Low-Fidelity Prototypes

An interactive map low-fidelity prototype visualizes hazard/natural, built, and social environmental data This map provides end users with information to identify likely flooding locations, where population is located with specific characteristics that might highlight specific needs, and food sources (e.g., grocery store, food pantry). Harmonizing multiple data sources allows emergency responders to better plan, distribute, and stockpile food supplies ahead of a disaster. End users are able to toggle on and off different layers and add filters to the map. This is an improvement upon current data and measures which are located across a dozen different data sources to provide synthesized data in a single platform. In Phase 2, the last 50 years of storms will be hindcast to visualize roadways more and less frequently flooded historically.

 

The editable map is similar to the map described above but enables the user to add their own place-based information to the map. For example, an end user can “drop pins” to add locations where staff convene, supplies are pre-positioned, or feeding operations are set up. The user can then employ embedded spatial analysis tools to compute descriptive metrics for those locations, such as how many people live within a 2-mile catchment of a feeding operation, or the average distance between a neighborhood and the closest feeding operation. This is an improvement upon current maps because it allows the user to drop pins with information like in Google Maps with the advantage of having a suite of disaster food and nutrition security information integrated alongside analytic tools. According to the stakeholder and end-user interviews conducted in Phase 1, the interactive map feature is of high value for emergency managers and community leaders as it combines the benefit of accessing a tool with a variety of harmonized datasets ready to be used with the customizability that this group of professionals often already uses in times of crisis (e.g., flood maps, google maps, population data from the US census, etc.).

 

A scorecard prototype was designed to provide end-users with information about the individual data points driving the community food insecurity measure. For example, the scorecard would tell the end user what a community food insecurity measure of 34% is driven by through providing individual data points in the computation of that summary score. The above figure shows the scorecard with illustrative indicators of interest for a specific county or census tract as well as simple trend visualizations. End users can use the scorecard to compare the status between different counties or census tracts as well as with the entire state. The scorecard can be used to determine areas of geographic focus to improve disaster food security. This scorecard provides more detailed information on community level food insecurity within a hazard context than the current metrics of vulnerability in a disaster context (e.g., SVI) by including indicators specific to food security. It also improves upon community food security metrics (e.g., USDA food desert measure now called the Food Research Atlas) by including more comprehensive indicators contributing to food security (i.e., dietary needs of the population, food assistance, etc.). The Food Research Atlas primarily measures food insecurity based on access to a vehicle and the distance between communities and the nearest food retail outlet using Euclidean distance (“as the crow files”). The current version of the scorecard is in the prototype stage, meaning that the data extraction and visualization has not yet been automated.

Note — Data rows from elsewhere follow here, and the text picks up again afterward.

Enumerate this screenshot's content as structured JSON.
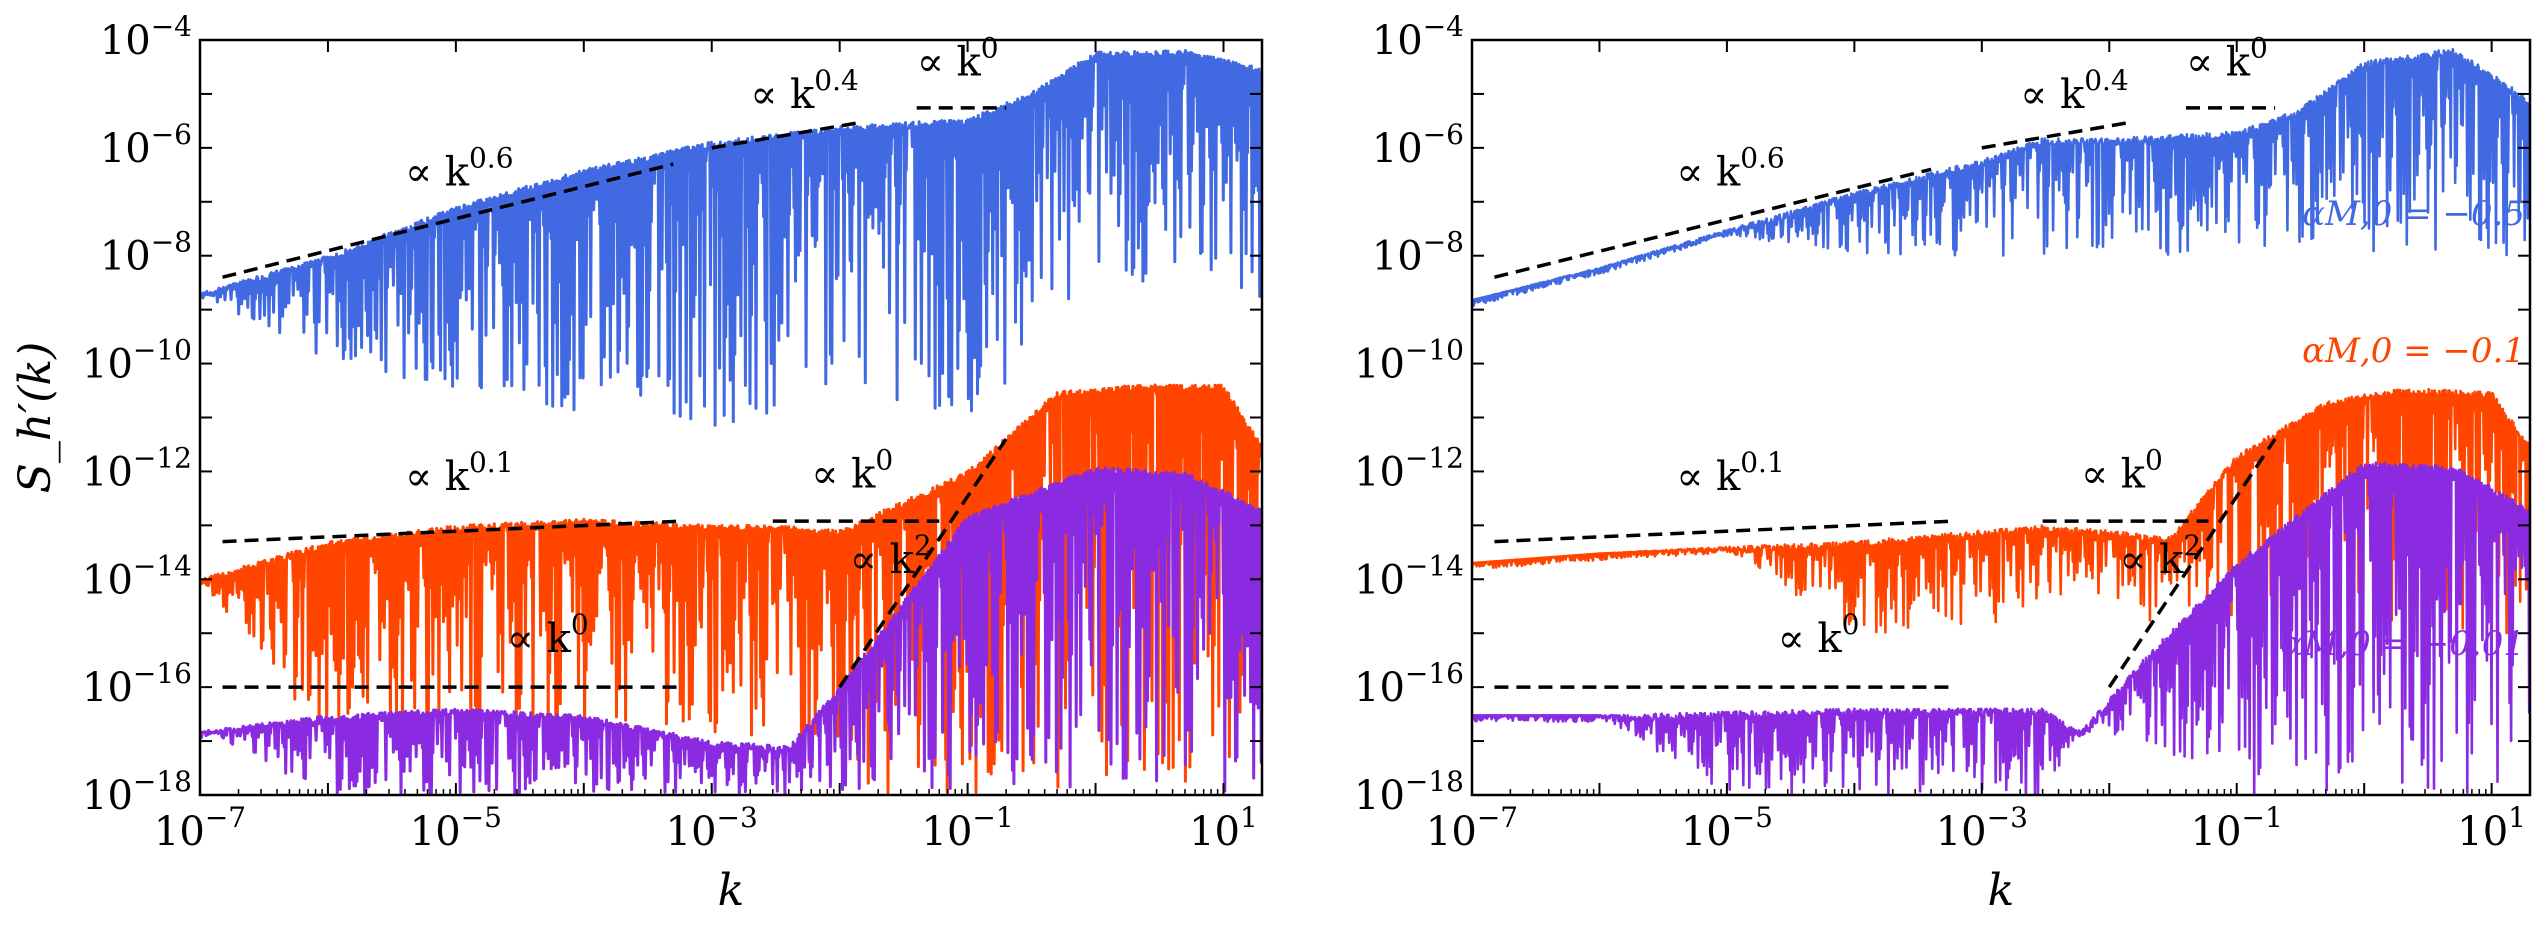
{
  "chart_data": [
    {
      "type": "line",
      "panel": "left",
      "xlabel": "k",
      "ylabel": "S_h′(k)",
      "xscale": "log",
      "yscale": "log",
      "xlim": [
        1e-07,
        20
      ],
      "ylim": [
        1e-18,
        0.0001
      ],
      "x_ticks": [
        {
          "value": 1e-07,
          "base": "10",
          "exp": "−7"
        },
        {
          "value": 1e-05,
          "base": "10",
          "exp": "−5"
        },
        {
          "value": 0.001,
          "base": "10",
          "exp": "−3"
        },
        {
          "value": 0.1,
          "base": "10",
          "exp": "−1"
        },
        {
          "value": 10,
          "base": "10",
          "exp": "1"
        }
      ],
      "y_ticks": [
        {
          "value": 0.0001,
          "base": "10",
          "exp": "−4"
        },
        {
          "value": 1e-06,
          "base": "10",
          "exp": "−6"
        },
        {
          "value": 1e-08,
          "base": "10",
          "exp": "−8"
        },
        {
          "value": 1e-10,
          "base": "10",
          "exp": "−10"
        },
        {
          "value": 1e-12,
          "base": "10",
          "exp": "−12"
        },
        {
          "value": 1e-14,
          "base": "10",
          "exp": "−14"
        },
        {
          "value": 1e-16,
          "base": "10",
          "exp": "−16"
        },
        {
          "value": 1e-18,
          "base": "10",
          "exp": "−18"
        }
      ],
      "series": [
        {
          "color": "#4169e1",
          "x": [
            1e-07,
            1e-06,
            1e-05,
            0.0001,
            0.001,
            0.01,
            0.1,
            0.3,
            1,
            5,
            20
          ],
          "upper": [
            2e-09,
            1e-08,
            8e-08,
            4e-07,
            1.3e-06,
            2.5e-06,
            3.5e-06,
            1e-05,
            6e-05,
            6.5e-05,
            3e-05
          ],
          "lower": [
            2e-09,
            1e-10,
            3e-11,
            1e-11,
            5e-12,
            1e-11,
            1e-11,
            1e-10,
            2e-09,
            5e-09,
            1e-09
          ]
        },
        {
          "color": "#ff4500",
          "x": [
            1e-07,
            1e-06,
            1e-05,
            0.0001,
            0.001,
            0.003,
            0.01,
            0.1,
            0.5,
            2,
            10,
            20
          ],
          "upper": [
            1e-14,
            5e-14,
            1e-13,
            1.3e-13,
            1e-13,
            1e-13,
            8e-14,
            1e-12,
            3e-11,
            4e-11,
            4e-11,
            3e-12
          ],
          "lower": [
            1e-14,
            1e-17,
            1e-17,
            1e-17,
            1e-17,
            1e-17,
            1e-18,
            1e-18,
            1e-18,
            1e-18,
            1e-18,
            1e-18
          ]
        },
        {
          "color": "#8a2be2",
          "x": [
            1e-07,
            1e-06,
            1e-05,
            0.0001,
            0.001,
            0.004,
            0.01,
            0.1,
            1,
            5,
            20
          ],
          "upper": [
            1.5e-17,
            3e-17,
            4e-17,
            3e-17,
            1e-17,
            8e-18,
            1e-16,
            1.5e-13,
            1.2e-12,
            1e-12,
            2e-13
          ],
          "lower": [
            1.5e-17,
            1e-18,
            1e-18,
            1e-18,
            1e-18,
            1e-18,
            1e-18,
            1e-18,
            1e-18,
            1e-18,
            1e-18
          ]
        }
      ],
      "reference_lines": [
        {
          "x": [
            1.5e-07,
            0.0005
          ],
          "y": [
            4e-09,
            5e-07
          ],
          "label": "∝ k",
          "exp": "0.6",
          "label_at": [
            4e-06,
            2e-07
          ]
        },
        {
          "x": [
            0.001,
            0.015
          ],
          "y": [
            1e-06,
            3e-06
          ],
          "label": "∝ k",
          "exp": "0.4",
          "label_at": [
            0.002,
            5.5e-06
          ]
        },
        {
          "x": [
            0.04,
            0.2
          ],
          "y": [
            5.5e-06,
            5.5e-06
          ],
          "label": "∝ k",
          "exp": "0",
          "label_at": [
            0.04,
            2.2e-05
          ]
        },
        {
          "x": [
            1.5e-07,
            0.0006
          ],
          "y": [
            5e-14,
            1.2e-13
          ],
          "label": "∝ k",
          "exp": "0.1",
          "label_at": [
            4e-06,
            4.5e-13
          ]
        },
        {
          "x": [
            0.003,
            0.06
          ],
          "y": [
            1.2e-13,
            1.2e-13
          ],
          "label": "∝ k",
          "exp": "0",
          "label_at": [
            0.006,
            5e-13
          ]
        },
        {
          "x": [
            0.01,
            0.2
          ],
          "y": [
            1e-16,
            4e-12
          ],
          "label": "∝ k",
          "exp": "2",
          "label_at": [
            0.012,
            1.3e-14
          ]
        },
        {
          "x": [
            1.5e-07,
            0.0006
          ],
          "y": [
            1e-16,
            1e-16
          ],
          "label": "∝ k",
          "exp": "0",
          "label_at": [
            2.5e-05,
            4.5e-16
          ]
        }
      ]
    },
    {
      "type": "line",
      "panel": "right",
      "xlabel": "k",
      "xscale": "log",
      "yscale": "log",
      "xlim": [
        1e-07,
        20
      ],
      "ylim": [
        1e-18,
        0.0001
      ],
      "x_ticks": [
        {
          "value": 1e-07,
          "base": "10",
          "exp": "−7"
        },
        {
          "value": 1e-05,
          "base": "10",
          "exp": "−5"
        },
        {
          "value": 0.001,
          "base": "10",
          "exp": "−3"
        },
        {
          "value": 0.1,
          "base": "10",
          "exp": "−1"
        },
        {
          "value": 10,
          "base": "10",
          "exp": "1"
        }
      ],
      "y_ticks": [
        {
          "value": 0.0001,
          "base": "10",
          "exp": "−4"
        },
        {
          "value": 1e-06,
          "base": "10",
          "exp": "−6"
        },
        {
          "value": 1e-08,
          "base": "10",
          "exp": "−8"
        },
        {
          "value": 1e-10,
          "base": "10",
          "exp": "−10"
        },
        {
          "value": 1e-12,
          "base": "10",
          "exp": "−12"
        },
        {
          "value": 1e-14,
          "base": "10",
          "exp": "−14"
        },
        {
          "value": 1e-16,
          "base": "10",
          "exp": "−16"
        },
        {
          "value": 1e-18,
          "base": "10",
          "exp": "−18"
        }
      ],
      "series": [
        {
          "name": "αM,0 = −0.5",
          "color": "#4169e1",
          "x": [
            1e-07,
            1e-06,
            1e-05,
            0.0001,
            0.001,
            0.003,
            0.01,
            0.1,
            0.3,
            1,
            5,
            20
          ],
          "upper": [
            1.5e-09,
            6e-09,
            3e-08,
            1.5e-07,
            6e-07,
            1.5e-06,
            1.5e-06,
            2e-06,
            5e-06,
            4e-05,
            7e-05,
            8e-06
          ],
          "lower": [
            1.5e-09,
            5.5e-09,
            2.5e-08,
            1e-08,
            1e-08,
            1e-08,
            1e-08,
            1e-08,
            1e-08,
            1e-08,
            1e-08,
            1e-08
          ]
        },
        {
          "name": "αM,0 = −0.1",
          "color": "#ff4500",
          "x": [
            1e-07,
            1e-06,
            1e-05,
            0.0001,
            0.001,
            0.003,
            0.01,
            0.03,
            0.1,
            0.5,
            2,
            10,
            20
          ],
          "upper": [
            2e-14,
            3e-14,
            4e-14,
            5e-14,
            8e-14,
            1e-13,
            8e-14,
            6e-14,
            2e-12,
            2e-11,
            3.5e-11,
            3e-11,
            3e-12
          ],
          "lower": [
            2e-14,
            3e-14,
            3.5e-14,
            1e-15,
            1e-15,
            5e-15,
            5e-15,
            1e-15,
            1e-15,
            1e-15,
            1e-15,
            1e-15,
            1e-15
          ]
        },
        {
          "name": "αM,0 = −0.01",
          "color": "#8a2be2",
          "x": [
            1e-07,
            1e-06,
            1e-05,
            0.0001,
            0.001,
            0.003,
            0.006,
            0.02,
            0.1,
            1,
            5,
            20
          ],
          "upper": [
            3e-17,
            3e-17,
            3.5e-17,
            4e-17,
            4e-17,
            4e-17,
            1.5e-17,
            4e-16,
            2e-14,
            1.5e-12,
            1.3e-12,
            2e-13
          ],
          "lower": [
            3e-17,
            3e-17,
            1e-18,
            1e-18,
            1e-18,
            1e-18,
            1.5e-17,
            1e-17,
            1e-18,
            1e-18,
            1e-18,
            1e-18
          ]
        }
      ],
      "reference_lines": [
        {
          "x": [
            1.5e-07,
            0.0004
          ],
          "y": [
            4e-09,
            4e-07
          ],
          "label": "∝ k",
          "exp": "0.6",
          "label_at": [
            4e-06,
            2e-07
          ]
        },
        {
          "x": [
            0.001,
            0.015
          ],
          "y": [
            1e-06,
            3e-06
          ],
          "label": "∝ k",
          "exp": "0.4",
          "label_at": [
            0.002,
            5.5e-06
          ]
        },
        {
          "x": [
            0.04,
            0.2
          ],
          "y": [
            5.5e-06,
            5.5e-06
          ],
          "label": "∝ k",
          "exp": "0",
          "label_at": [
            0.04,
            2.2e-05
          ]
        },
        {
          "x": [
            1.5e-07,
            0.0006
          ],
          "y": [
            5e-14,
            1.2e-13
          ],
          "label": "∝ k",
          "exp": "0.1",
          "label_at": [
            4e-06,
            4.5e-13
          ]
        },
        {
          "x": [
            0.003,
            0.06
          ],
          "y": [
            1.2e-13,
            1.2e-13
          ],
          "label": "∝ k",
          "exp": "0",
          "label_at": [
            0.006,
            5e-13
          ]
        },
        {
          "x": [
            0.01,
            0.2
          ],
          "y": [
            1e-16,
            4e-12
          ],
          "label": "∝ k",
          "exp": "2",
          "label_at": [
            0.012,
            1.3e-14
          ]
        },
        {
          "x": [
            1.5e-07,
            0.0006
          ],
          "y": [
            1e-16,
            1e-16
          ],
          "label": "∝ k",
          "exp": "0",
          "label_at": [
            2.5e-05,
            4.5e-16
          ]
        }
      ],
      "legend": [
        {
          "label": "αM,0 = −0.5",
          "color": "#4169e1"
        },
        {
          "label": "αM,0 = −0.1",
          "color": "#ff4500"
        },
        {
          "label": "αM,0 = −0.01",
          "color": "#8a2be2"
        }
      ]
    }
  ]
}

Simulation tool: this tool takes the “community food security” measure a step further and allows the user to simulate interventions that may have a positive effect on food security in different census tracts. On the dashboard, users can select a census tract and a specific time horizon (e.g., beginning 7 days before and ending 28 days after the disaster), and move levers for interventions. For example, a user could choose to increase pre-disaster stockpiles and/or decrease the time until road or power restoration is completed. The dashboard will convey three possible outputs: a) the community food security measure, describing the cumulative meal shortage per capita for the simulated time horizon, b) a time graph showing the behavior of key model stocks over time (e.g., population, food supply line/incoming food, etc.), and c) a map enabling comparison to neighbouring jurisdictions.